Vêm aí os russos (6)

E no último dia o sol brilhava sobre o Moscovo, estava aberto e não havia fila. Uma última manhã e uma última oportunidade. Diz Kaminer mais uma vez que só os estrangeiros lá vão. Os holandeses também dizem o mesmo dos coffee shops e outros povos dirão o mesmo dos que lhes provoca embaraço ou desconforto. À minha frente estava a oportunidade de ver o morto mais famoso do planeta, aquele que é levado para que lhe façam a manutenção, pobre Wladimir, nada como tinha desejado, e que também já foi objecto de controvérsia. A última vez que vi um morto assim venerado, mas por outras razões milagreiras, foi a Santa Maria Adelaide, uma vez que a minha avó paterna se cobriu de fervores religiosos, mas não me consta que lhe façam manutenção, pobre mulher. Seria rápido, estar na fila para ver mortos nunca foi meu lema e mataria -verbo curioso, logo aqui - de uma vez alguma curiosidade mórbida. Sim, é verdade. Malas, carteiras, máquinas fotográficas e telemóveis extirpados dos visitantes e eis que me vou aproximando do lado de dentro dos muros do Kremlin, lá onde via desfilar as paradas a preto e branco encimadas por Brejnev e outros camaradas. A memória colectiva de que sou feita. Instantâneos da História. O mausoléu é um monstro de basalto negro no interior e que tem a capacidade de nos fazer sentir pequenos, mínimos, assim que descemos as escadas. E ei-lo. Iluminado no centro da sala, o boneco de cera mais famoso do mundo: Vladimir Ilitch Lenin. Alguém achará que ali ainda está o homem? Saio do mausoléu e entretenho-me a ver as pedras tumulares dos falecidos, um esforço sobre humano, este de decifrar o cirílico, um enigma que ao longo dos dias se foi desvendando e que alimenta a aura de uma cidade que não se deixa possuir, orgulhosa e imponente.

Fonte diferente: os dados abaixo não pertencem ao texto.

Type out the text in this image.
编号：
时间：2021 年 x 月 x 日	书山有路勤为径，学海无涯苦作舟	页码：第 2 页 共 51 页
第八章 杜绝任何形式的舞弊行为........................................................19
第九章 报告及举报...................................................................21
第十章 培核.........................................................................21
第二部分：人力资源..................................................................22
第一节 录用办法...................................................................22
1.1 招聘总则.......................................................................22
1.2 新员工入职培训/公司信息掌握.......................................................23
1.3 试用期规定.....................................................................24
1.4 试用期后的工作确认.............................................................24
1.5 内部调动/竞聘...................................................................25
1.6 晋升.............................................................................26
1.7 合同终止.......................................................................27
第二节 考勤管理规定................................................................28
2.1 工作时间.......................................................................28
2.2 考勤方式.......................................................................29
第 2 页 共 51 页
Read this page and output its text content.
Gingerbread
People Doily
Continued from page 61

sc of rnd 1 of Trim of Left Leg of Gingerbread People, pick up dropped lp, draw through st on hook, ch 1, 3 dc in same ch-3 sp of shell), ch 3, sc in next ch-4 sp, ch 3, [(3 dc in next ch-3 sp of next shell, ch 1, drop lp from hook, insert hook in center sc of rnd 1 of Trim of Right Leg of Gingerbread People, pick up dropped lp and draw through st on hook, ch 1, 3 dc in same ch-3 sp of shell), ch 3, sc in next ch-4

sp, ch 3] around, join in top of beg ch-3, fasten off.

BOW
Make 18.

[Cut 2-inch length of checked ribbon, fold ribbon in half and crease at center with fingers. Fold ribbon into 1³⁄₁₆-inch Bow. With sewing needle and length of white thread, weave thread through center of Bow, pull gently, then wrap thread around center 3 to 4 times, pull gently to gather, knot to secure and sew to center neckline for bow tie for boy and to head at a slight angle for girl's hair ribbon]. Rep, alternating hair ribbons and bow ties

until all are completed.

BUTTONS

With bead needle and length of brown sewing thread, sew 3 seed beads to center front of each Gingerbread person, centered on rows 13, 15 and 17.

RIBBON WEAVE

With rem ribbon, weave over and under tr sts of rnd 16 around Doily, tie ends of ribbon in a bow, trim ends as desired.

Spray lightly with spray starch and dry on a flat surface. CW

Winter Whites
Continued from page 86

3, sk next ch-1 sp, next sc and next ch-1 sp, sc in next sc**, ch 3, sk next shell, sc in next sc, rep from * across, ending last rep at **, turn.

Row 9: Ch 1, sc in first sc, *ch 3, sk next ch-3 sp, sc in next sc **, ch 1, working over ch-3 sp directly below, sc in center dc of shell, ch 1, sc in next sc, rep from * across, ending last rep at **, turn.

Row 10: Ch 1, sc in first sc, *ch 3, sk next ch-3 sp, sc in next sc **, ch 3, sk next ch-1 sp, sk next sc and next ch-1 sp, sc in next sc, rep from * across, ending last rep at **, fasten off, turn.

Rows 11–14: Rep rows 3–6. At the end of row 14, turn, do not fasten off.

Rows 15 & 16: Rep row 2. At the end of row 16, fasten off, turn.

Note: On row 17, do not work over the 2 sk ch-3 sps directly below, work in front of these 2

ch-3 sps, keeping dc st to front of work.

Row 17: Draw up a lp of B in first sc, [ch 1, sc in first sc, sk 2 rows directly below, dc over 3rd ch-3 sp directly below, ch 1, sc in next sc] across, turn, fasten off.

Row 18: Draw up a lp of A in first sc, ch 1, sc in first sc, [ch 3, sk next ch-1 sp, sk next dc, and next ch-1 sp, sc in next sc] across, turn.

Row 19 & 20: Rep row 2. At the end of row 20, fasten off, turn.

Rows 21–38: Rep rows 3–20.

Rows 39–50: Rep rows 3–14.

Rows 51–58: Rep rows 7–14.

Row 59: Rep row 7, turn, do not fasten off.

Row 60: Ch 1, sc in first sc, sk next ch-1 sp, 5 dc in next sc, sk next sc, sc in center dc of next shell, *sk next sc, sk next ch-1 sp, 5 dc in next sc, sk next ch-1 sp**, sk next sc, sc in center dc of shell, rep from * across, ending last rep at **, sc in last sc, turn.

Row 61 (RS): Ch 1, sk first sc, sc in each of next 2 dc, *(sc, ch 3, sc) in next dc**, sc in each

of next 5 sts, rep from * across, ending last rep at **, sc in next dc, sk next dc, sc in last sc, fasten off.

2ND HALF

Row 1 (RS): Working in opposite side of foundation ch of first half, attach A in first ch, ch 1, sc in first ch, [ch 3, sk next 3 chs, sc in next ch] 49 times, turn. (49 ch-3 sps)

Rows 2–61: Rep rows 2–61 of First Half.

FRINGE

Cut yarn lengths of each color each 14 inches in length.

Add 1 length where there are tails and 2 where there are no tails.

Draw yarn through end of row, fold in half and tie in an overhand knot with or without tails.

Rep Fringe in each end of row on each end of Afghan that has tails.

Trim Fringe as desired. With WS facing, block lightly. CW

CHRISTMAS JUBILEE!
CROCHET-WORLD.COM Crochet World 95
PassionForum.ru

E está sol. A Catedral de São Basílio em contra luz, é quase meio-dia, e os turistas juntam-se em busca do ângulo certo, é sempre assim no mundo. Saio pela mesmíssima Porta por onde terei entrado há uns dias atrás. Há bancas de matrioskas e chapéus de pêlo. Experimento um vermelho, giro e exótico, e penso, Mas onde é que eu vou com isto? O rapaz que os vende arranha inglês, pergunta-me a nacionalidade e solta umas palavras em português. Igual, afinal, igual a todos os comerciantes do mundo. 
E digo adeus a Moscovo. Irei voltar?